It's hard to tell what can be done without knowing more details about the data transformations you're performing.
csv
is (I believe) written in pure Python, whereas pandas.read_csv
defaults to a C extension [0], which should be more performant. However, the fact that performance isn't improved in the pandas
case suggests that you're not bottlenecked by I/O but by your computations -- profiling your code would confirm that.
In general, during your data manipulations, pandas
should be a lot more memory-performant than csv
, because instead of storing your rows in Python objects, they are stored in arrays behind the scenes.
The general principle for performant in-memory data manipulation for Python is to vectorize, vectorize, vectorize. Every Python for
loop, function call, and variable binding incurs overhead. If you can push these operations into libraries that convert them to machine code, you will see significant performance improvements. This means avoiding direct indexing of cells in your DataFrame
s, and, most importantly, avoiding tight for
loops at all costs [1]. The problem is this is not always possible or convenient when you have dependencies between computations on different rows [2].

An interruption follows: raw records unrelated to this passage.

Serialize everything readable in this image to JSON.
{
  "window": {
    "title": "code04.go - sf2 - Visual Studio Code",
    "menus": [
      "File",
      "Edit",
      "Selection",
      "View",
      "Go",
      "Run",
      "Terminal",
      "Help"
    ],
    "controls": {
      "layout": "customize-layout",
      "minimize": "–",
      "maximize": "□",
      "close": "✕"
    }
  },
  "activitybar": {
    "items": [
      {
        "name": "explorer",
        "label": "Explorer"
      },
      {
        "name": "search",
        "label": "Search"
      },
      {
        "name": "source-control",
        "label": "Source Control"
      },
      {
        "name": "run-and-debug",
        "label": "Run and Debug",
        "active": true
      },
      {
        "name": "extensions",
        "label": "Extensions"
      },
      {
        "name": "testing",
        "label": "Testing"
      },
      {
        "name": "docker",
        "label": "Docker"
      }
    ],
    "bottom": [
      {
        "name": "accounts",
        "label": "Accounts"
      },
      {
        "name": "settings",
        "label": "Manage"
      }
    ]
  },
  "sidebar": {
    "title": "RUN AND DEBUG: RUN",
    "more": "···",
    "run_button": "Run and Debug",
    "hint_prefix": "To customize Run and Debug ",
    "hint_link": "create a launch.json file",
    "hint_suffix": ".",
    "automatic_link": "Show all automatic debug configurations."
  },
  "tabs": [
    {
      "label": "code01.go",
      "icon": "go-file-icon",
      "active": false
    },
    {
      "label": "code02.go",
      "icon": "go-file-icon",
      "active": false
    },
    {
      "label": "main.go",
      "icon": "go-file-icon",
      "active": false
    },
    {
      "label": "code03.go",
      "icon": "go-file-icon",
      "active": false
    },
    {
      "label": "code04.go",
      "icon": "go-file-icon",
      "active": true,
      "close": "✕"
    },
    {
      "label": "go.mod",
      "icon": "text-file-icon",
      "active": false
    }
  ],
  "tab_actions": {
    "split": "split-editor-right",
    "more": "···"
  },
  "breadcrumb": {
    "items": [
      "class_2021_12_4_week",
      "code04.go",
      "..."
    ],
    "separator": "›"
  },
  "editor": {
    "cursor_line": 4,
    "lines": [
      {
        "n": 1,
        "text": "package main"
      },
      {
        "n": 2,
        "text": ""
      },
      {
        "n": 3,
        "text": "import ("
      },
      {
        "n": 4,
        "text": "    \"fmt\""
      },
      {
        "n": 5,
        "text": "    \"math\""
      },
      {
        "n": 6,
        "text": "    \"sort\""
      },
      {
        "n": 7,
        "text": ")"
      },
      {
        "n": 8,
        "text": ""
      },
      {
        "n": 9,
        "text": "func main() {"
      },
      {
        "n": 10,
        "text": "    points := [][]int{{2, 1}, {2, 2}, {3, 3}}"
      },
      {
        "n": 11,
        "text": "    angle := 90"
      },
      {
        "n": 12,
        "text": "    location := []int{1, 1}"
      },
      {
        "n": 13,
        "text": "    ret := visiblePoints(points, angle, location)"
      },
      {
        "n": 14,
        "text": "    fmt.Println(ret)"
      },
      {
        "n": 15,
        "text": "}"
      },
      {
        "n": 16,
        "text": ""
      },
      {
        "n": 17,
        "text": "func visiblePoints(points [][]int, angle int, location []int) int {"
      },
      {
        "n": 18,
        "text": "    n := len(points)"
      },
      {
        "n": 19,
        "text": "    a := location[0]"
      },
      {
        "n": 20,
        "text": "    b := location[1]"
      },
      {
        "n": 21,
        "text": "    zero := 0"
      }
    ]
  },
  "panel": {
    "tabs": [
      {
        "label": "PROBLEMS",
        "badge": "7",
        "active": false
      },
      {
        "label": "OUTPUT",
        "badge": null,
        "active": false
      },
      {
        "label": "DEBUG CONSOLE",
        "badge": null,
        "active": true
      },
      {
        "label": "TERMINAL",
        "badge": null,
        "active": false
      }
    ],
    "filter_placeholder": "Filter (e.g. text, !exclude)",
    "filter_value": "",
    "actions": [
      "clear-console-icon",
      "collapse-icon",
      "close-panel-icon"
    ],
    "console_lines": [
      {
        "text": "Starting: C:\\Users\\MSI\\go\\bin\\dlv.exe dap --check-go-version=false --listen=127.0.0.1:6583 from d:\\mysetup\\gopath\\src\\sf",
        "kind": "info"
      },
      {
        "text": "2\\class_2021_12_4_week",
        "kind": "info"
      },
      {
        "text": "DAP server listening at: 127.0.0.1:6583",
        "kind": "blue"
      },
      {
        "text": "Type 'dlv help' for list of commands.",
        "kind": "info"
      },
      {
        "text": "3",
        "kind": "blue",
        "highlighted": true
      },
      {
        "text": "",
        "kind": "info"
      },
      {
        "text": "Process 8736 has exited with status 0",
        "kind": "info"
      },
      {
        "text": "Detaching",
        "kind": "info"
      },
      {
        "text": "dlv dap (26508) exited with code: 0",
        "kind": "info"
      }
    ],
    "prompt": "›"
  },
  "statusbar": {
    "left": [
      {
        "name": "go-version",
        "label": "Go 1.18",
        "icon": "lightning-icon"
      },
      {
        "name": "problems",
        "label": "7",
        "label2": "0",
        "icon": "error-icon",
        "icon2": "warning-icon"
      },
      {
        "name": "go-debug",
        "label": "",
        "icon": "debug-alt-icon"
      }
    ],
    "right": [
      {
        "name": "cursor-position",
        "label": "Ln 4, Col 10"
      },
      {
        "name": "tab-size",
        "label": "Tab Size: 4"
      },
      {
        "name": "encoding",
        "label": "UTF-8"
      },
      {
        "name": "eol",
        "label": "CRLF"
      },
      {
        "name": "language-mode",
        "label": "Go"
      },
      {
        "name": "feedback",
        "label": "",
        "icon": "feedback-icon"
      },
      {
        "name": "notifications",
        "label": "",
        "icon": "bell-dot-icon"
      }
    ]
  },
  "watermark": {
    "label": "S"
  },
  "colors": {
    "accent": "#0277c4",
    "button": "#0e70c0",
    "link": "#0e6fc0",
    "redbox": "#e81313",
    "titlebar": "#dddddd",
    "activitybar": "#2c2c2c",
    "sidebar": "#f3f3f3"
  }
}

You might also want to have a look at polars
. It is a dataframe library like pandas
, but has a different, declarative API. polars
also has a streaming API with scan_csv
and sink_csv
, which may be what you want here. The caveat is this streaming API is experimental and not yet very well documented.
For a 2-5GB CSV file, though, on an 8GB machine, I think you should be able to load the whole thing in memory, especially given the inefficiency of CSV files will get reduced once converted to the in-memory Arrow data format.
[0] In some cases pandas
falls back to pure Python for reading, so you might want to make sure you're not falling into one of those cases.
[1] I find this is usually where Python performance issues are most apparent, because such computations run for every single row in your dataset. The first question with performance is often less "how do I my operations quicker?", but "what am I doing a lot of?". That's why profiling is so important.
[2] You can sometimes get around this with judicious use of shifting.